The redevelopment of the Grade 2 Listed Regent Palace Hotel retains the finest elements of the existing building – the three external corners and the Art Deco interiors by Oliver Bernard – and introduces new facades, retail and mixed uses on each of the three streets, to reinvigorate the Quadrant, a prime area off the lower end of Regent Street for The Crown Estate. Quadrant 3 occupies a whole city block. Located off the southern end of Regent Street, the site has particular obligations ‐ there is the contrast in scale between the buildings of Soho and Regent Street and there is the importance of creating lively street scenes and active pavements to consolidate the retail viability of the surrounding streets.
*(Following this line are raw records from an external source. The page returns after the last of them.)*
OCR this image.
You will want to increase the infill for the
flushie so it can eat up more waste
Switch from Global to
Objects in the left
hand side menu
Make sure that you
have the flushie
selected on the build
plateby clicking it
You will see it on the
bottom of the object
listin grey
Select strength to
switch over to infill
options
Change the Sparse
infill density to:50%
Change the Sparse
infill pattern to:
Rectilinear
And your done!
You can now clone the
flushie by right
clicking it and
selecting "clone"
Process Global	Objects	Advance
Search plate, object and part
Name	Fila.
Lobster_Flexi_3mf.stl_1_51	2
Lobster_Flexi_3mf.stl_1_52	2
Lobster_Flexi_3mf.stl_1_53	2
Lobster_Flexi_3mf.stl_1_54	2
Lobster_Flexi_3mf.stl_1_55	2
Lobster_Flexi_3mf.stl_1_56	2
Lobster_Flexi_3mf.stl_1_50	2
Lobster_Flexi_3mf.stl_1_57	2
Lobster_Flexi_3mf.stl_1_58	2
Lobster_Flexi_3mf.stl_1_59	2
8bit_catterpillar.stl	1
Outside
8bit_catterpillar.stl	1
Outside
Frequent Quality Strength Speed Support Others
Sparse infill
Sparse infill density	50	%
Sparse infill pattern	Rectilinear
The replacement of the hotel has enabled the creation of an urban block with a wide mixture of different uses.

New offices rub shoulders with residential and retail, whilst historic restaurants have their entrances at street level alongside a variety of shops. The streets have the vital ingredient that they are full of entrances, pavement activity and normal urban life that relates in a natural way to the surrounding Regent Street, Soho, and Piccadilly areas. Corners of the original faience clad hotel building have been kept. By retaining these corners, new and existing elevations are combined to reduce the apparent size of the large scale office intervention. This overcomes a common problem whereby large offices can dominate sensitive urban areas. Faience is re‐introduced into the new elevations using a variety of colours. By juxtaposing imperfect and perfect reflective surfaces, the new elevations make a play between the contrasting appearance of faience and glass.
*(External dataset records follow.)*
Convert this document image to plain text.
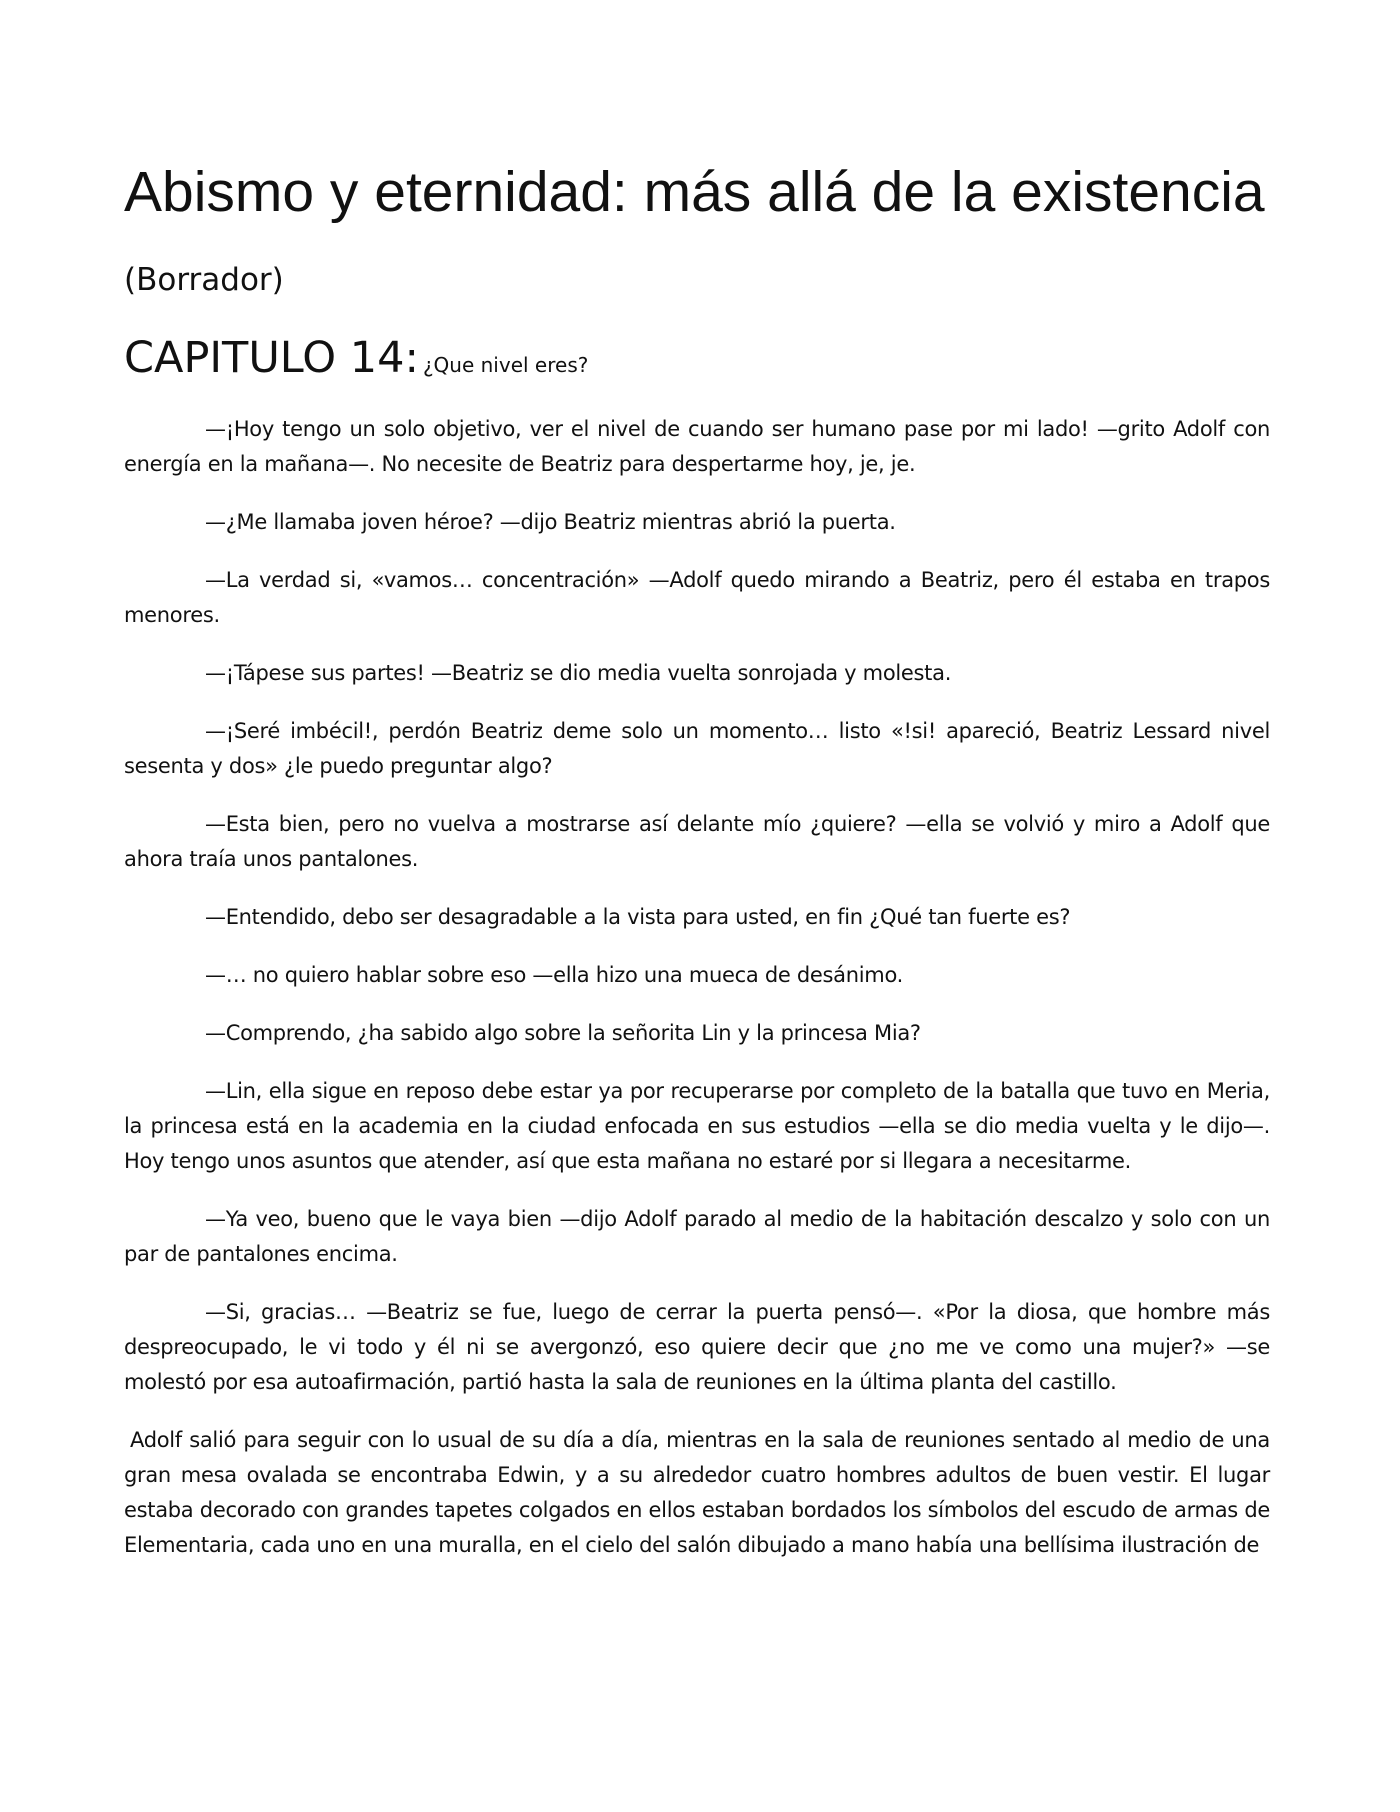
Abismo y eternidad: más allá de la existencia
(Borrador)
CAPITULO 14: ¿Que nivel eres?

—¡Hoy tengo un solo objetivo, ver el nivel de cuando ser humano pase por mi lado! —grito Adolf con energía en la mañana—. No necesite de Beatriz para despertarme hoy, je, je.

—¿Me llamaba joven héroe? —dijo Beatriz mientras abrió la puerta.

—La verdad si, «vamos… concentración» —Adolf quedo mirando a Beatriz, pero él estaba en trapos menores.

—¡Tápese sus partes! —Beatriz se dio media vuelta sonrojada y molesta.

—¡Seré imbécil!, perdón Beatriz deme solo un momento… listo «!si! apareció, Beatriz Lessard nivel sesenta y dos» ¿le puedo preguntar algo?

—Esta bien, pero no vuelva a mostrarse así delante mío ¿quiere? —ella se volvió y miro a Adolf que ahora traía unos pantalones.

—Entendido, debo ser desagradable a la vista para usted, en fin ¿Qué tan fuerte es?

—… no quiero hablar sobre eso —ella hizo una mueca de desánimo.

—Comprendo, ¿ha sabido algo sobre la señorita Lin y la princesa Mia?

—Lin, ella sigue en reposo debe estar ya por recuperarse por completo de la batalla que tuvo en Meria, la princesa está en la academia en la ciudad enfocada en sus estudios —ella se dio media vuelta y le dijo—. Hoy tengo unos asuntos que atender, así que esta mañana no estaré por si llegara a necesitarme.

—Ya veo, bueno que le vaya bien —dijo Adolf parado al medio de la habitación descalzo y solo con un par de pantalones encima.

—Si, gracias… —Beatriz se fue, luego de cerrar la puerta pensó—. «Por la diosa, que hombre más despreocupado, le vi todo y él ni se avergonzó, eso quiere decir que ¿no me ve como una mujer?» —se molestó por esa autoafirmación, partió hasta la sala de reuniones en la última planta del castillo.

Adolf salió para seguir con lo usual de su día a día, mientras en la sala de reuniones sentado al medio de una gran mesa ovalada se encontraba Edwin, y a su alrededor cuatro hombres adultos de buen vestir. El lugar estaba decorado con grandes tapetes colgados en ellos estaban bordados los símbolos del escudo de armas de Elementaria, cada uno en una muralla, en el cielo del salón dibujado a mano había una bellísima ilustración de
The office entrance is located in the retained corner between Air Street and Glasshouse Street making use of the flamboyant architecture of the original building. From this space, decorated with black marble and patterned floors, the visitor rises by lift to the surprise of the day‐lit white atrium with its radiating bridges. A small residential block occupies the Brewer Street / Sherwood Street corner and there are small office suites at the prow of the site between Sherwood Street and Glasshouse Street. A new arcade runs across the prow and gives access to an entrance to the small offices. The arcade has a mirrored ceiling, angled to catch the movement of pedestrians and is the location for an art installation based on layers of glass. Glasshouse Street has become a new pedestrian retail focus connecting Regent Street to Piccadilly Circus, with the very active Whole Foods superstore along the north side. Brewer Street has a series of small shop units as a continuation of its Soho life.
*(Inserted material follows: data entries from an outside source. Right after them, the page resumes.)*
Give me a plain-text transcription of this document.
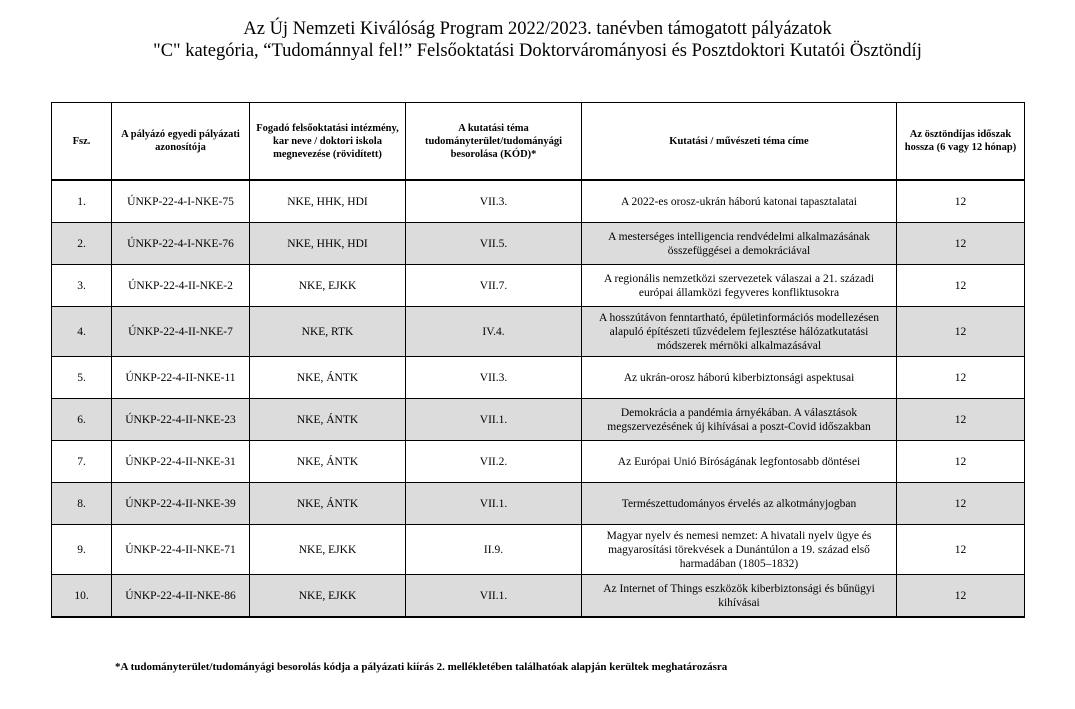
Az Új Nemzeti Kiválóság Program 2022/2023. tanévben támogatott pályázatok
"C" kategória, “Tudománnyal fel!” Felsőoktatási Doktorváromány​osi és Posztdoktori Kutatói Ösztöndíj
Fsz.	A pályázó egyedi pályázati azonosítója	Fogadó felsőoktatási intézmény, kar neve / doktori iskola megnevezése (rövidített)	A kutatási téma tudományterület/tudományági besorolása (KÓD)*	Kutatási / művészeti téma címe	Az ösztöndíjas időszak hossza (6 vagy 12 hónap)
1.	ÚNKP-22-4-I-NKE-75	NKE, HHK, HDI	VII.3.	A 2022-es orosz-ukrán háború katonai tapasztalatai	12
2.	ÚNKP-22-4-I-NKE-76	NKE, HHK, HDI	VII.5.	A mesterséges intelligencia rendvédelmi alkalmazásának összefüggései a demokráciával	12
3.	ÚNKP-22-4-II-NKE-2	NKE, EJKK	VII.7.	A regionális nemzetközi szervezetek válaszai a 21. századi európai államközi fegyveres konfliktusokra	12
4.	ÚNKP-22-4-II-NKE-7	NKE, RTK	IV.4.	A hosszútávon fenntartható, épületinformációs modellezésen alapuló építészeti tűzvédelem fejlesztése hálózatkutatási módszerek mérnöki alkalmazásával	12
5.	ÚNKP-22-4-II-NKE-11	NKE, ÁNTK	VII.3.	Az ukrán-orosz háború kiberbiztonsági aspektusai	12
6.	ÚNKP-22-4-II-NKE-23	NKE, ÁNTK	VII.1.	Demokrácia a pandémia árnyékában. A választások megszervezésének új kihívásai a poszt-Covid időszakban	12
7.	ÚNKP-22-4-II-NKE-31	NKE, ÁNTK	VII.2.	Az Európai Unió Bíróságának legfontosabb döntései	12
8.	ÚNKP-22-4-II-NKE-39	NKE, ÁNTK	VII.1.	Természettudományos érvelés az alkotmányjogban	12
9.	ÚNKP-22-4-II-NKE-71	NKE, EJKK	II.9.	Magyar nyelv és nemesi nemzet: A hivatali nyelv ügye és magyarosítási törekvések a Dunántúlon a 19. század első harmadában (1805–1832)	12
10.	ÚNKP-22-4-II-NKE-86	NKE, EJKK	VII.1.	Az Internet of Things eszközök kiberbiztonsági és bűnügyi kihívásai	12
*A tudományterület/tudományági besorolás kódja a pályázati kiírás 2. mellékletében találhatóak alapján kerültek meghatározásra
Located in the basement, the restored Atlantic  restaurant spaces along with Dick’s Bar have become Brasserie Zedel, with Chez Cup being reborn as the successful Crazy Coqs cabaret venue, all being accessed from Sherwood Street.   The fine Art Deco Titanic restaurant, also fully restored,  has a new lease of life as a steak house, and is accessed from Brewer Street. Donald Insall and Partners were the conservation architects.

The project was completed for The Crown Estate / Stanhope in 2011-12, ahead of schedule and considerably below budget. It has won 19 awards.